In her paintings, Sonia Steidle invents her very own plant cosmos: flowers and fruit pistils, seeds and foliage mutate into abstract forms. The essence of the plant itself emerges - symbolising the metaphysical longing for the infinite.

More about Sonia Steidle

At first glance, Sonia Steidle's plant portraits appear to be full of joy, brightly coloured, fresh and carefree. You can feel the joy with which she tends her models in her own garden, but you can also tell from the clarity and strength of the lines that she studies famous old depictions of (medicinal) plants such as Leonhart Fuchs' "Herbal Book of 1543" and other, less well-known and contemporary compendia. In doing so, she looks for the growth forms and also the often hidden, microscopic face of the plants, in order to then draw and paint them so large that the structure and ornamentation captivate us just as much as the lush colors.

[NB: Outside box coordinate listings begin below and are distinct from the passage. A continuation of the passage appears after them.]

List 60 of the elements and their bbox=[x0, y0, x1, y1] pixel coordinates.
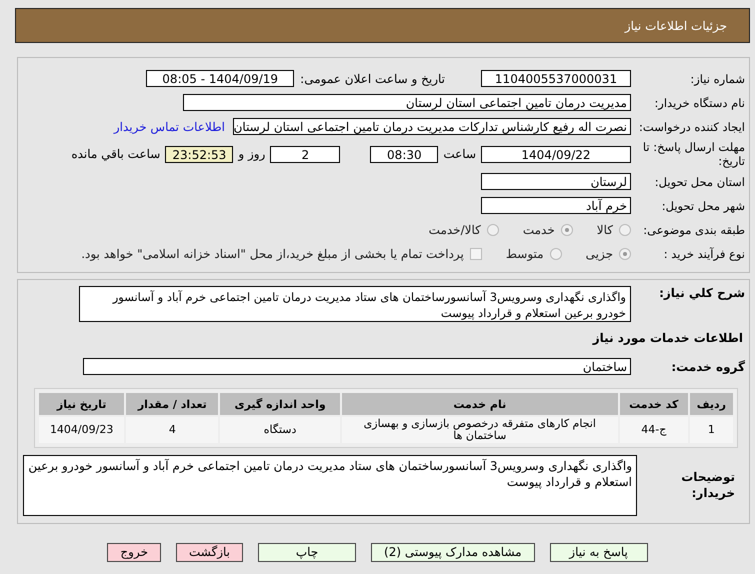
need-number-field: 1104005537000031 bbox=[481, 70, 631, 87]
column-header: تاریخ نیاز bbox=[39, 393, 124, 415]
action-button[interactable]: پاسخ به نیاز bbox=[550, 543, 648, 562]
field-label: ساعت باقي مانده bbox=[71, 147, 160, 161]
radio-button[interactable] bbox=[619, 248, 631, 260]
radio-label: کالا bbox=[596, 222, 613, 236]
page-title: جزئیات اطلاعات نیاز bbox=[624, 18, 727, 32]
column-header: تعداد / مقدار bbox=[126, 393, 218, 415]
notes-text-area[interactable]: واگذاری نگهداری وسرویس3 آسانسورساختمان های ستاد مدیریت درمان تامین اجتماعی خرم آباد و آسانسور خودرو برعین استعلام و قرارداد پیوست bbox=[23, 455, 637, 516]
field-label: ایجاد کننده درخواست: bbox=[638, 120, 746, 134]
table-cell: ج-44 bbox=[620, 417, 688, 443]
table-cell: 4 bbox=[126, 417, 218, 443]
checkbox[interactable] bbox=[470, 248, 482, 260]
action-button[interactable]: بازگشت bbox=[176, 543, 243, 562]
radio-button[interactable] bbox=[550, 248, 562, 260]
field-label: شماره نیاز: bbox=[689, 72, 746, 86]
action-button[interactable]: خروج bbox=[107, 543, 161, 562]
radio-button[interactable] bbox=[619, 224, 631, 236]
field-label: روز و bbox=[238, 147, 266, 161]
column-header: نام خدمت bbox=[342, 393, 618, 415]
field-label: استان محل تحویل: bbox=[654, 174, 746, 188]
province-field: لرستان bbox=[481, 173, 631, 190]
field-label: ساعت bbox=[443, 147, 476, 161]
remaining-time-field: 23:52:53 bbox=[165, 146, 234, 162]
radio-button[interactable] bbox=[486, 224, 499, 236]
table-cell: 1404/09/23 bbox=[39, 417, 124, 443]
action-button[interactable]: مشاهده مدارک پیوستی (2) bbox=[371, 543, 535, 562]
field-label: شهر محل تحویل: bbox=[660, 198, 746, 212]
field-label: شرح کلي نياز: bbox=[658, 286, 746, 300]
radio-label: کالا/خدمت bbox=[428, 222, 481, 236]
deadline-date-field: 1404/09/22 bbox=[481, 146, 631, 162]
field-label: توضیحات خریدار: bbox=[680, 469, 736, 501]
deadline-time-field: 08:30 bbox=[370, 146, 438, 162]
table-cell: 1 bbox=[690, 417, 733, 443]
column-header: کد خدمت bbox=[620, 393, 688, 415]
field-label: تاریخ و ساعت اعلان عمومی: bbox=[300, 72, 445, 86]
checkbox-label: پرداخت تمام یا بخشی از مبلغ خرید،از محل "اسناد خزانه اسلامی" خواهد بود. bbox=[81, 246, 464, 260]
field-label: مهلت ارسال پاسخ: تا تاریخ: bbox=[642, 140, 746, 168]
days-field: 2 bbox=[270, 146, 340, 162]
table-cell: انجام کارهای متفرقه درخصوص بازسازی و بهسازی ساختمان ها bbox=[342, 417, 618, 443]
summary-text-area[interactable]: واگذاری نگهداری وسرویس3 آسانسورساختمان های ستاد مدیریت درمان تامین اجتماعی خرم آباد و آسانسور خودرو برعین استعلام و قرارداد پیوست bbox=[79, 286, 631, 322]
announce-date-field: 1404/09/19 - 08:05 bbox=[146, 70, 294, 87]
field-label: نوع فرآیند خرید : bbox=[662, 246, 746, 260]
buyer-field: مدیریت درمان تامین اجتماعی استان لرستان bbox=[183, 94, 631, 111]
contact-link[interactable]: اطلاعات تماس خریدار bbox=[114, 120, 225, 134]
field-label: گروه خدمت: bbox=[670, 360, 746, 374]
field-label: طبقه بندی موضوعی: bbox=[642, 222, 746, 236]
column-header: ردیف bbox=[690, 393, 733, 415]
creator-field: نصرت اله رفیع کارشناس تدارکات مدیریت درمان تامین اجتماعی استان لرستان bbox=[233, 118, 631, 135]
radio-button[interactable] bbox=[560, 224, 573, 236]
action-button[interactable]: چاپ bbox=[258, 543, 356, 562]
radio-label: متوسط bbox=[506, 246, 544, 260]
city-field: خرم آباد bbox=[481, 197, 631, 214]
radio-label: جزیی bbox=[586, 246, 613, 260]
table-cell: دستگاه bbox=[220, 417, 340, 443]
field-label: نام دستگاه خریدار: bbox=[653, 96, 746, 110]
service-group-field: ساختمان bbox=[83, 358, 631, 375]
section-heading: اطلاعات خدمات مورد نیاز bbox=[591, 330, 744, 347]
radio-label: خدمت bbox=[522, 222, 555, 236]
column-header: واحد اندازه گیری bbox=[220, 393, 340, 415]
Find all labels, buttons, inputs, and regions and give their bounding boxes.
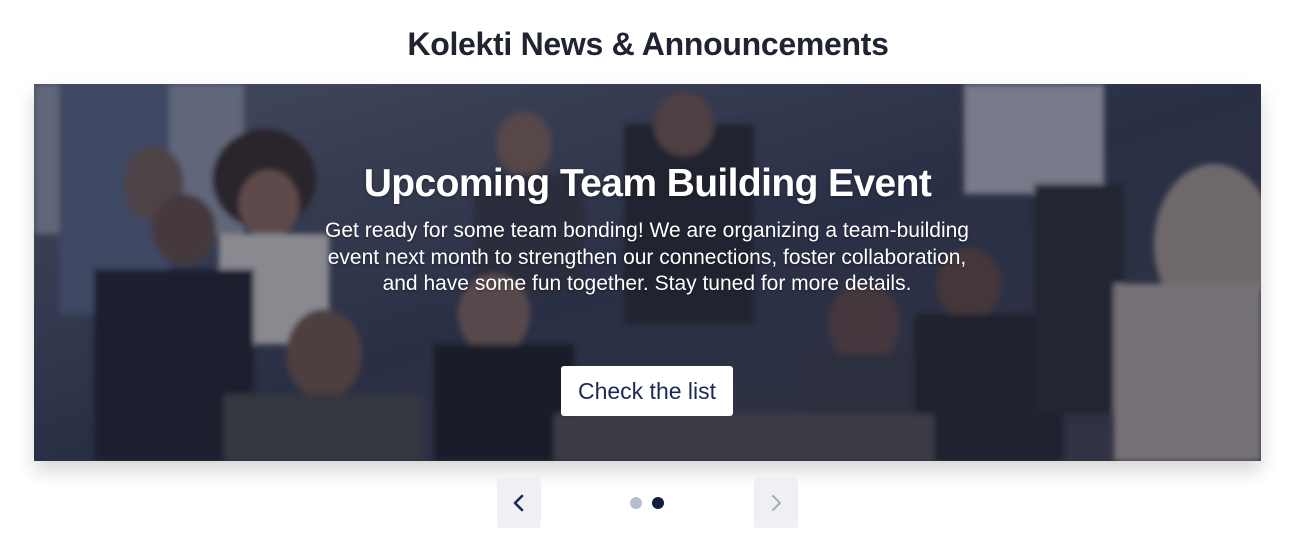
chevron-right-icon — [771, 494, 782, 511]
section-heading: Kolekti News & Announcements — [407, 26, 889, 62]
carousel-slide: Upcoming Team Building Event Get ready f… — [34, 84, 1261, 461]
slide-title: Upcoming Team Building Event — [363, 162, 932, 205]
carousel-prev-button[interactable] — [497, 477, 541, 528]
slide-description: Get ready for some team bonding! We are … — [325, 219, 969, 295]
carousel-dot-2-active[interactable] — [652, 497, 664, 509]
carousel-dot-1[interactable] — [630, 497, 642, 509]
check-the-list-button[interactable]: Check the list — [561, 366, 733, 416]
carousel-next-button[interactable] — [754, 477, 798, 528]
carousel-indicators — [630, 497, 670, 510]
chevron-left-icon — [513, 494, 524, 511]
announcements-section: Kolekti News & Announcements Upcoming Te… — [0, 0, 1296, 556]
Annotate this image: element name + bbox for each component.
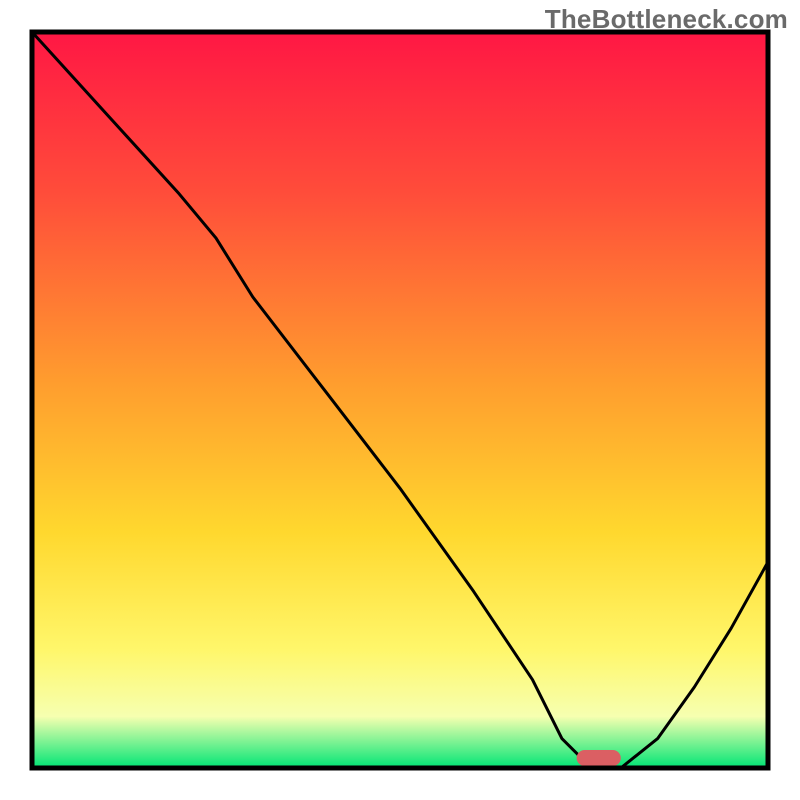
bottleneck-chart — [0, 0, 800, 800]
plot-gradient-area — [32, 32, 768, 768]
optimum-marker — [577, 750, 621, 766]
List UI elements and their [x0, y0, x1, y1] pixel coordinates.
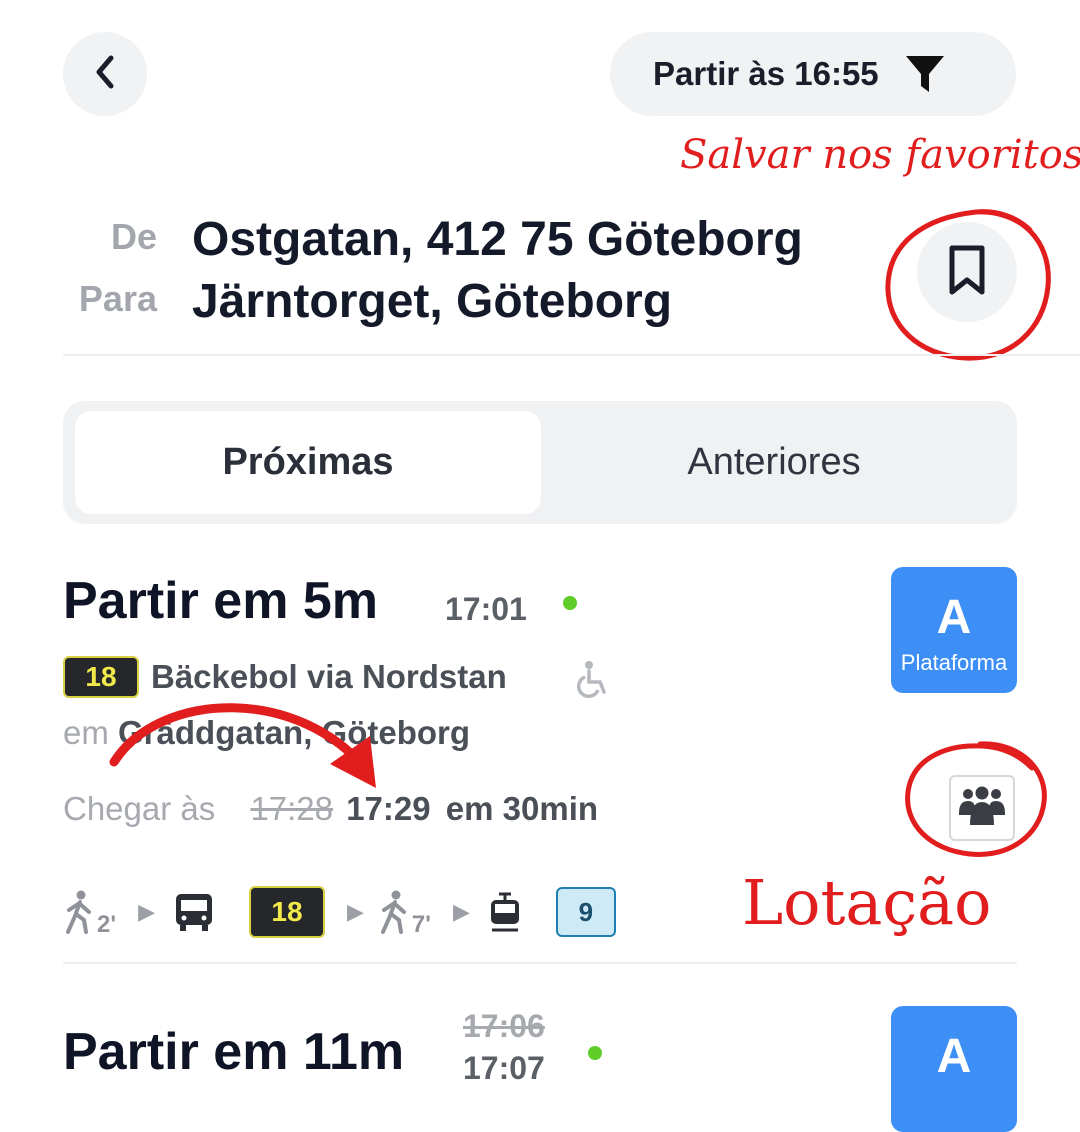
depart-time-label: Partir às 16:55: [653, 55, 879, 92]
tab-proximas[interactable]: Próximas: [75, 411, 541, 514]
annotation-circle-bookmark: [885, 209, 1051, 361]
trip-title: Partir em 11m: [63, 1023, 405, 1081]
divider: [63, 962, 1017, 964]
to-value: Järntorget, Göteborg: [192, 275, 673, 328]
annotation-arrow: [109, 703, 376, 788]
annotation-crowding: Lotação: [742, 866, 992, 939]
live-status-dot: [588, 1046, 602, 1060]
from-value: Ostgatan, 412 75 Göteborg: [192, 213, 803, 266]
annotation-favorites: Salvar nos favoritos: [680, 132, 1080, 178]
walk-duration: 2': [97, 911, 117, 938]
walk-icon: [378, 890, 412, 934]
wheelchair-icon: [576, 660, 610, 703]
depart-time-old: 17:06: [463, 1008, 545, 1044]
bus-line-badge: 18: [248, 886, 325, 938]
walk-duration: 7': [411, 911, 431, 938]
platform-word: Plataforma: [900, 650, 1008, 675]
tab-bar: Próximas Anteriores: [63, 401, 1017, 524]
divider: [63, 354, 1080, 356]
chevron-right-icon: ▶: [452, 899, 470, 924]
platform-letter: A: [936, 1030, 972, 1083]
chevron-right-icon: ▶: [138, 899, 155, 924]
trip-legs: 2' ▶ 18 ▶ 7' ▶ 9: [63, 884, 616, 940]
platform-badge: A: [891, 1006, 1017, 1132]
platform-badge: A Plataforma: [891, 567, 1017, 693]
platform-letter: A: [936, 591, 972, 644]
walk-icon: [63, 890, 97, 934]
chevron-left-icon: [91, 52, 119, 97]
depart-time-new: 17:07: [463, 1050, 545, 1086]
live-status-dot: [563, 596, 577, 610]
trip-duration: em 30min: [445, 790, 599, 827]
bus-icon: [173, 892, 215, 932]
trip-title: Partir em 5m: [63, 572, 379, 630]
to-label: Para: [78, 278, 157, 319]
depart-time-filter-button[interactable]: Partir às 16:55: [610, 32, 1016, 116]
tram-icon: [488, 892, 522, 932]
depart-time: 17:01: [445, 591, 527, 627]
annotation-circle-crowd: [905, 741, 1047, 857]
tram-line-badge: 9: [555, 887, 616, 937]
tab-anteriores[interactable]: Anteriores: [541, 411, 1007, 514]
filter-icon: [903, 52, 947, 96]
back-button[interactable]: [63, 32, 147, 116]
chevron-right-icon: ▶: [346, 899, 364, 924]
from-label: De: [110, 216, 157, 257]
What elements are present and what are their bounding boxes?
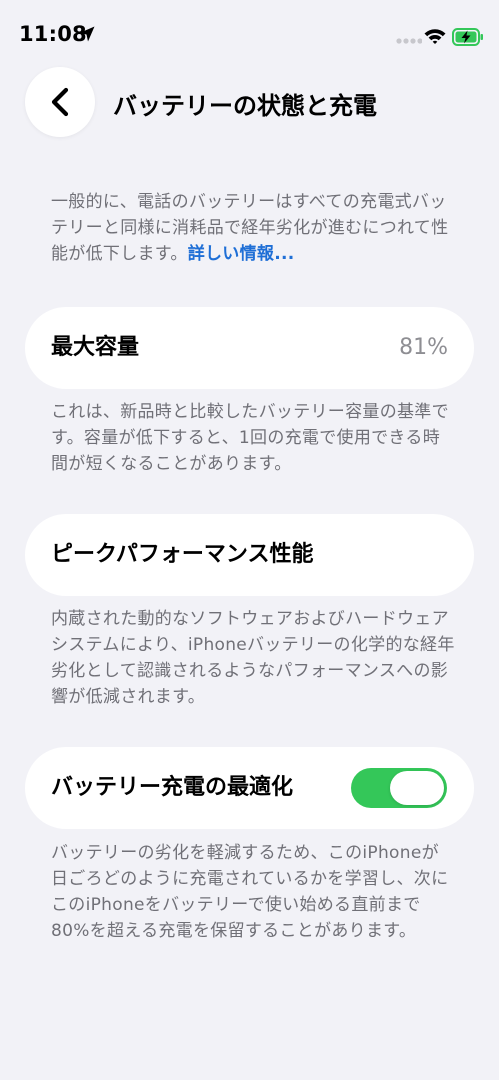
peak-performance-row: ピークパフォーマンス性能 <box>25 514 474 596</box>
optimized-charging-toggle[interactable] <box>351 768 447 808</box>
learn-more-link[interactable]: 詳しい情報... <box>188 244 295 264</box>
toggle-knob[interactable] <box>390 771 444 805</box>
optimized-charging-label: バッテリー充電の最適化 <box>51 775 294 800</box>
peak-performance-description: 内蔵された動的なソフトウェアおよびハードウェアシステムにより、iPhoneバッテ… <box>51 609 455 707</box>
max-capacity-row: 最大容量 81% <box>25 307 474 389</box>
location-arrow-icon <box>79 26 95 42</box>
chevron-left-icon <box>51 87 69 117</box>
page-title: バッテリーの状態と充電 <box>113 92 377 120</box>
status-bar: 11:08 <box>0 0 499 70</box>
cellular-signal-icon <box>396 38 422 44</box>
intro-description: 一般的に、電話のバッテリーはすべての充電式バッテリーと同様に消耗品で経年劣化が進… <box>51 189 456 267</box>
back-button[interactable] <box>25 67 95 137</box>
optimized-charging-row: バッテリー充電の最適化 <box>25 747 474 829</box>
max-capacity-value: 81% <box>399 335 448 360</box>
battery-charging-icon <box>452 28 483 46</box>
status-time: 11:08 <box>19 22 87 46</box>
max-capacity-description: これは、新品時と比較したバッテリー容量の基準です。容量が低下すると、1回の充電で… <box>51 402 449 474</box>
max-capacity-label: 最大容量 <box>51 335 140 360</box>
wifi-icon <box>424 29 446 44</box>
optimized-charging-description: バッテリーの劣化を軽減するため、このiPhoneが日ごろどのように充電されている… <box>51 843 449 941</box>
peak-performance-label: ピークパフォーマンス性能 <box>51 542 314 567</box>
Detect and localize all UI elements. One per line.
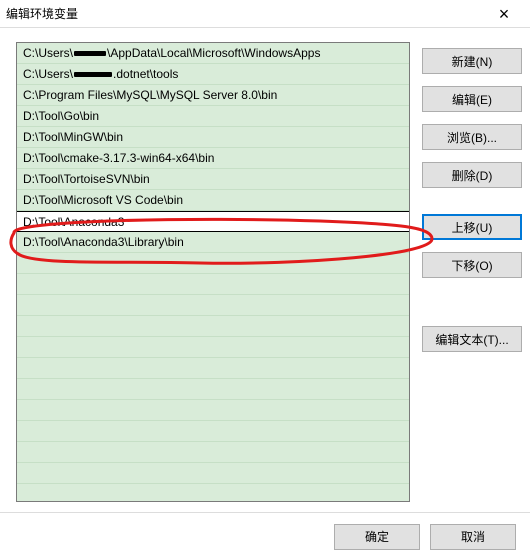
path-row[interactable]: D:\Tool\cmake-3.17.3-win64-x64\bin bbox=[17, 148, 409, 169]
window-title: 编辑环境变量 bbox=[6, 5, 484, 22]
path-row[interactable]: C:\Users\.dotnet\tools bbox=[17, 64, 409, 85]
footer: 确定 取消 bbox=[0, 512, 530, 560]
move-down-button[interactable]: 下移(O) bbox=[422, 252, 522, 278]
path-row[interactable]: D:\Tool\Anaconda3 bbox=[17, 211, 409, 232]
path-row-empty[interactable] bbox=[17, 421, 409, 442]
path-row[interactable]: D:\Tool\Anaconda3\Library\bin bbox=[17, 232, 409, 253]
path-row-empty[interactable] bbox=[17, 400, 409, 421]
path-row-empty[interactable] bbox=[17, 442, 409, 463]
path-row-empty[interactable] bbox=[17, 463, 409, 484]
path-row[interactable]: D:\Tool\TortoiseSVN\bin bbox=[17, 169, 409, 190]
path-row-empty[interactable] bbox=[17, 358, 409, 379]
delete-button[interactable]: 删除(D) bbox=[422, 162, 522, 188]
path-row-empty[interactable] bbox=[17, 316, 409, 337]
redacted-text bbox=[74, 51, 106, 56]
path-row-empty[interactable] bbox=[17, 379, 409, 400]
client-area: C:\Users\\AppData\Local\Microsoft\Window… bbox=[0, 28, 530, 512]
path-row[interactable]: D:\Tool\MinGW\bin bbox=[17, 127, 409, 148]
path-row-empty[interactable] bbox=[17, 337, 409, 358]
side-buttons: 新建(N) 编辑(E) 浏览(B)... 删除(D) 上移(U) 下移(O) 编… bbox=[422, 42, 522, 502]
browse-button[interactable]: 浏览(B)... bbox=[422, 124, 522, 150]
path-row[interactable]: C:\Program Files\MySQL\MySQL Server 8.0\… bbox=[17, 85, 409, 106]
ok-button[interactable]: 确定 bbox=[334, 524, 420, 550]
path-row[interactable]: D:\Tool\Microsoft VS Code\bin bbox=[17, 190, 409, 211]
path-list[interactable]: C:\Users\\AppData\Local\Microsoft\Window… bbox=[16, 42, 410, 502]
cancel-button[interactable]: 取消 bbox=[430, 524, 516, 550]
edit-button[interactable]: 编辑(E) bbox=[422, 86, 522, 112]
path-row[interactable]: C:\Users\\AppData\Local\Microsoft\Window… bbox=[17, 43, 409, 64]
move-up-button[interactable]: 上移(U) bbox=[422, 214, 522, 240]
path-row-empty[interactable] bbox=[17, 295, 409, 316]
path-row-empty[interactable] bbox=[17, 253, 409, 274]
redacted-text bbox=[74, 72, 112, 77]
edit-text-button[interactable]: 编辑文本(T)... bbox=[422, 326, 522, 352]
close-icon[interactable]: × bbox=[484, 5, 524, 23]
path-row[interactable]: D:\Tool\Go\bin bbox=[17, 106, 409, 127]
titlebar: 编辑环境变量 × bbox=[0, 0, 530, 28]
path-row-empty[interactable] bbox=[17, 274, 409, 295]
new-button[interactable]: 新建(N) bbox=[422, 48, 522, 74]
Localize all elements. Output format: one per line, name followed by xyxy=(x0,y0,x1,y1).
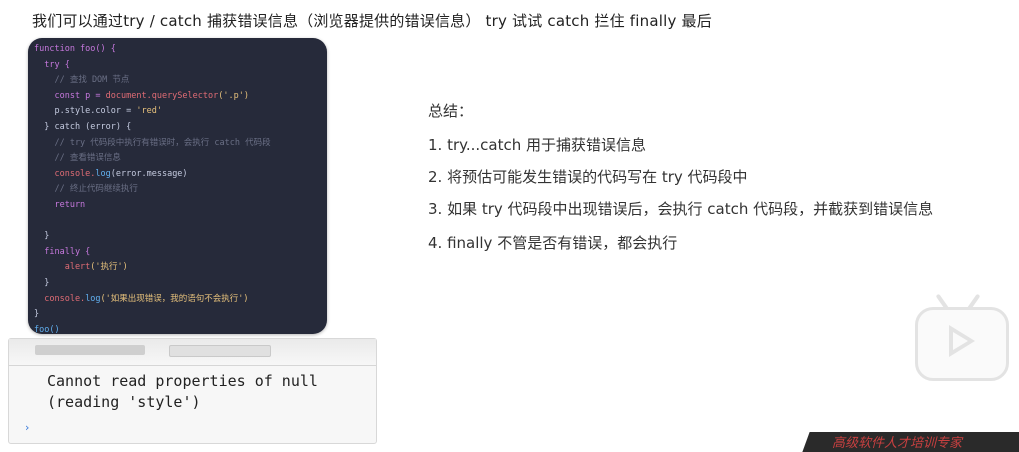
summary-item: 1. try...catch 用于捕获错误信息 xyxy=(428,136,647,154)
code-token: log xyxy=(95,168,111,179)
code-line: console.log(error.message) xyxy=(34,167,271,183)
code-line: } xyxy=(34,231,50,242)
code-token: document.querySelector xyxy=(105,90,219,101)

Whether in large-format pictures, often only booklet-sized panels or in simple wooden slats of different heights and widths - the "plant slats" - Sonia Steidle always succeeds in achieving a double hit: despite the respective isolation of the individual plants, the vitality and lushness of rampant nature is present everywhere.

 

These are not academic plant cuts and not gentle flower pictures, but colourful powerhouses analogous to nature.